In 1893, Chamberlain was awarded the “medal of Honor” for his leadership at Gettysburg. The citation was for “daring heroism and great tenacity in holding his position on the Little Round Top against repeated assaults, and carrying the advance position on the Great Round Top.” His courage has been cited in books, songs, and movies…and he was referred to as “the Lion of the Round Top” by his contemporaries.

In 1889, Joshua wrote a reflection on Gettysburg that contained one of my favorite quotes from history. I find it inscribed on trail markers of many national battlefield parks; and have frequently pondered its truths while hiking and praying at these historic landmarks.
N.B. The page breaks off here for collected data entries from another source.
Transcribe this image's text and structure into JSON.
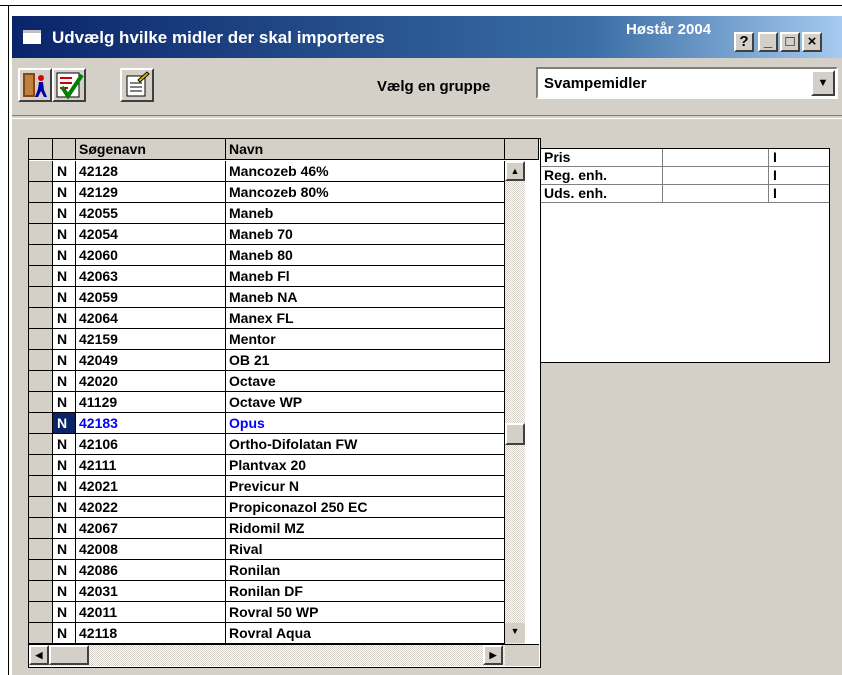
{
  "window": {
    "title": "Udvælg hvilke midler der skal importeres",
    "season": "Høstår 2004",
    "help_label": "?",
    "minimize_label": "_",
    "maximize_label": "□",
    "close_label": "×"
  },
  "toolbar": {
    "buttons": [
      "exit-icon",
      "checklist-icon",
      "edit-list-icon"
    ]
  },
  "group": {
    "label": "Vælg en gruppe",
    "selected": "Svampemidler"
  },
  "grid": {
    "headers": [
      "",
      "",
      "Søgenavn",
      "Navn"
    ],
    "rows": [
      {
        "flag": "N",
        "code": "42128",
        "name": "Mancozeb 46%"
      },
      {
        "flag": "N",
        "code": "42129",
        "name": "Mancozeb 80%"
      },
      {
        "flag": "N",
        "code": "42055",
        "name": "Maneb"
      },
      {
        "flag": "N",
        "code": "42054",
        "name": "Maneb 70"
      },
      {
        "flag": "N",
        "code": "42060",
        "name": "Maneb 80"
      },
      {
        "flag": "N",
        "code": "42063",
        "name": "Maneb Fl"
      },
      {
        "flag": "N",
        "code": "42059",
        "name": "Maneb NA"
      },
      {
        "flag": "N",
        "code": "42064",
        "name": "Manex FL"
      },
      {
        "flag": "N",
        "code": "42159",
        "name": "Mentor"
      },
      {
        "flag": "N",
        "code": "42049",
        "name": "OB 21"
      },
      {
        "flag": "N",
        "code": "42020",
        "name": "Octave"
      },
      {
        "flag": "N",
        "code": "41129",
        "name": "Octave WP"
      },
      {
        "flag": "N",
        "code": "42183",
        "name": "Opus",
        "selected": true
      },
      {
        "flag": "N",
        "code": "42106",
        "name": "Ortho-Difolatan FW"
      },
      {
        "flag": "N",
        "code": "42111",
        "name": "Plantvax 20"
      },
      {
        "flag": "N",
        "code": "42021",
        "name": "Previcur N"
      },
      {
        "flag": "N",
        "code": "42022",
        "name": "Propiconazol 250 EC"
      },
      {
        "flag": "N",
        "code": "42067",
        "name": "Ridomil MZ"
      },
      {
        "flag": "N",
        "code": "42008",
        "name": "Rival"
      },
      {
        "flag": "N",
        "code": "42086",
        "name": "Ronilan"
      },
      {
        "flag": "N",
        "code": "42031",
        "name": "Ronilan DF"
      },
      {
        "flag": "N",
        "code": "42011",
        "name": "Rovral 50 WP"
      },
      {
        "flag": "N",
        "code": "42118",
        "name": "Rovral Aqua"
      }
    ]
  },
  "info": {
    "rows": [
      {
        "label": "Pris",
        "value": "",
        "unit": "I"
      },
      {
        "label": "Reg. enh.",
        "value": "",
        "unit": "I"
      },
      {
        "label": "Uds. enh.",
        "value": "",
        "unit": "I"
      }
    ]
  },
  "colors": {
    "titlebar_start": "#0a246a",
    "titlebar_end": "#a6caf0",
    "selected_text": "#0000ff",
    "face": "#d4d0c8"
  }
}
“In great deeds something abides. On great fields something stays. Forms change and pass; bodies disappear; but spirits linger, to consecrate ground for the vision – place of souls. And reverent men and women from afar, and generations that know us not and that we know not of, heart drawn to see where and by whom great things were suffered and done for them, shall come to this deathless field, to ponder and dream; and lo! The shadow of a mighty presence shall wrap them in its bosom, and the power of the vision pass into their souls… This is the great reward of service. To live, far out and on, in the life of others; this is the mystery of the Christ – to give life’s best for such high stake that it shall be found again into life eternal.”

Here, Chamberlain speaks of the ideal of heroic sacrifice while providing a providential perspective that reveals an application of the Cross of Christ to the soldier’s life. Chamberlain’s life was a shining light in a dark time, and still casts an influential shadow on those who aspire to the Call to faithfulness and excellence. In our world of consumerism, intoxicated with entertainment, selfishness and excess; we would do well to emulate him. It is true that “in extraordinary times, there are no ordinary lives.” Nevertheless, Joshua’s example rose above his peers, and positioned him as a much needed beacon of leadership dignity, grace and courage.

As John Johnson wrote, “Success focuses its attention on the external-becoming the tastemaker for the insatiable appetites of the…consumer. Excellence beams its spotlight on the internal spirit…success encourages expedience and compromise, which prompts us to treat people as a means to our ends. Excellence cultivates principled living and consistency…” Joshua’s life calls us to remember “the divine spark” in every human heart and the potential for greatness and excellence we possess…if we can only break from the spirit of our age.

Joshua Lawrence Chamberlain embraced the challenge of his time and fulfilled his destiny amidst great difficulty. May he inspire us all to rise above the storms and contentions of our day. His life speaks across the ages and reminds us of Vaclav Havel’s maxim that “the real test of a man is not when he plays the role that he wants for himself, but when he plays the role destiny has for him.”